ISLAMABAD: Moody’s Investors Service on Tuesday assigned a first-time corporate family rating (CFR) of B3 to Water and Power Development Authority (Wapda) and a stable outlook.
Wapda’s B3 CFR is primarily driven by its baseline credit assessment (BCA) of B3, and expectation of a very high likelihood of support from, and a very high level of dependence on, the Government of Pakistan (B3 stable) in times of need, the New York-based rating agency said.
“Wapda’s B3 BCA reflects its dominant position in supplying hydropower services and developing water infrastructure in Pakistan, as well as the recurring financial support it receives from the Pakistani government,” said Boris Kan, a Moody’s Vice President and Senior Credit Officer.
At the same time, the BCA is constrained by the company’s weak financial profile due to its sizable hydropower capacity expansion spending, and the delays in collecting hydropower generation tariffs, he added.
Moody’s expectation of a very high likelihood of government support is based on the fact that the Pakistani government fully owns and directly supervises the company.
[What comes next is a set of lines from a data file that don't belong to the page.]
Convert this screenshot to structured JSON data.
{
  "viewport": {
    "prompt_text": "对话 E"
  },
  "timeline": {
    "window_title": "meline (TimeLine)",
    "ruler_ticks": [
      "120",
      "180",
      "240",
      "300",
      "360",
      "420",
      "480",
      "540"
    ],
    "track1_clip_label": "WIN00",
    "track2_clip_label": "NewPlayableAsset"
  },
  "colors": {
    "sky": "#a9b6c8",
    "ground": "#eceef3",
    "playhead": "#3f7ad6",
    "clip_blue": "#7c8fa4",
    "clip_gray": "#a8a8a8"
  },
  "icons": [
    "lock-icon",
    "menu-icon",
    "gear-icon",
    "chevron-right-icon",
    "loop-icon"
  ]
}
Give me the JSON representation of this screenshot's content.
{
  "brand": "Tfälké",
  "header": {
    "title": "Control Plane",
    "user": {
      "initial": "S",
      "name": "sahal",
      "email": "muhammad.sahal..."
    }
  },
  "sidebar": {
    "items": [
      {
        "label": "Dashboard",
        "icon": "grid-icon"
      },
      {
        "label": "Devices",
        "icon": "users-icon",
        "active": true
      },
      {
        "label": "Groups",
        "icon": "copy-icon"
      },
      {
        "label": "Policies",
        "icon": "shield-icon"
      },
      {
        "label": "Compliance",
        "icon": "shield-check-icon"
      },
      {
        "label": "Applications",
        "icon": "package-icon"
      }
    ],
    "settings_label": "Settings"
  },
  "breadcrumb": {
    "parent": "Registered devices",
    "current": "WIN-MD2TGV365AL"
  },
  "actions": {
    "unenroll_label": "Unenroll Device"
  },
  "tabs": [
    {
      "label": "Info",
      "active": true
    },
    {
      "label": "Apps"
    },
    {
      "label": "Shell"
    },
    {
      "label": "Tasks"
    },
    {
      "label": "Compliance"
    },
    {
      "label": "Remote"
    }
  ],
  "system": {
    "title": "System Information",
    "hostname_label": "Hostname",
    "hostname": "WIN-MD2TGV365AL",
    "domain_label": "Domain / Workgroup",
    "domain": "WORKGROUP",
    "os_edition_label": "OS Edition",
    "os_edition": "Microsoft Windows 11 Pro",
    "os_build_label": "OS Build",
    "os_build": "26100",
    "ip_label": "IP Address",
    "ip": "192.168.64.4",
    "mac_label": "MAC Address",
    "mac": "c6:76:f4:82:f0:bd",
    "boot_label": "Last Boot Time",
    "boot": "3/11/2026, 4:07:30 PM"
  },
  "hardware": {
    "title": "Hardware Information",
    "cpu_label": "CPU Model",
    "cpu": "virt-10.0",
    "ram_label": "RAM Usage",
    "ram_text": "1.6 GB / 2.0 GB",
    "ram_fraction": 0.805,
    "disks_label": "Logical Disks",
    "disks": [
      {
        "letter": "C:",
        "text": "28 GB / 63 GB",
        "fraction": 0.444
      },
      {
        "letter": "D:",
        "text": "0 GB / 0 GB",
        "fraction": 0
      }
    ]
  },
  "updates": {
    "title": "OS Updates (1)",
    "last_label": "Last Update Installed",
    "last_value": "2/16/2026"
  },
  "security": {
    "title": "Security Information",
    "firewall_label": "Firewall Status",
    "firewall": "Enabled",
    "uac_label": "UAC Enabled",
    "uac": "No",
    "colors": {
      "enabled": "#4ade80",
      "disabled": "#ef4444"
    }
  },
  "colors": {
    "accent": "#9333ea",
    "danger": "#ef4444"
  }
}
It also reflects the company’s strategic importance to the government, as its sole platform to construct and operate hydropower assets to supply affordable electricity, and build water storage facilities to help address the country’s acute water challenges.
Although there is no explicit uplift incorporated in the rating, the very high likelihood of extraordinary support indicates the resilience of Wapda’s B3 rating, even if the company’s BCA is lowered, assuming no material change in the underlying credit worthiness of the power authority.
The company’s delays in collecting hydropower tariffs is mainly driven by the significant cash shortfall in the Central Power Purchasing Agency (CPPA), which is the state-owned agency that purchases power from the company on behalf of the nation’s distribution companies. This shortfall mainly stems from the gap between the low end user electricity tariffs and high power generation costs, high transmission losses, and low recovery from end users on electricity tariff payments. This increases CPPA’s leverage and constrains its repayment capabilities.
As a result, Moody’s expects Wapda’s financial metrics to remain weak over the next one to two years, driven by the company’s sizable capital spending plans to expand its hydropower capacity, and the delays in collecting hydropower tariffs, which puts pressure on the company’s working capital.
The rating agency said the Wapda’s stable outlook primarily reflected the current stable outlook on Pakistan’s sovereign rating, Moody’s expectation that the company’s BCA will remain appropriately positioned at B3, and its strategic importance will not be materially affected by regulatory changes. The rating could be upgraded if the government’s ability to provide support strengthens, which would be illustrated by an upgrade of the sovereign rating.
On the other hand, Moody’s could downgrade Wapda’s rating if the government’s ability to provide support weakens, which would be illustrated by, but not limited to, a downgrade of the sovereign rating, or a demand for repayment by the authority on loan principle or interest owed to the Pakistani government.
The company’s BCA could be also downgraded if there are changes in Pakistan’s regulatory environment that adversely affect the company’s profitability, or Wapda’s financial position weakens, such as due to aggressive debt-funded investments or further delays in the collection of electricity tariffs.
The company builds water storage and related facilities to help address the country’s acute water challenges.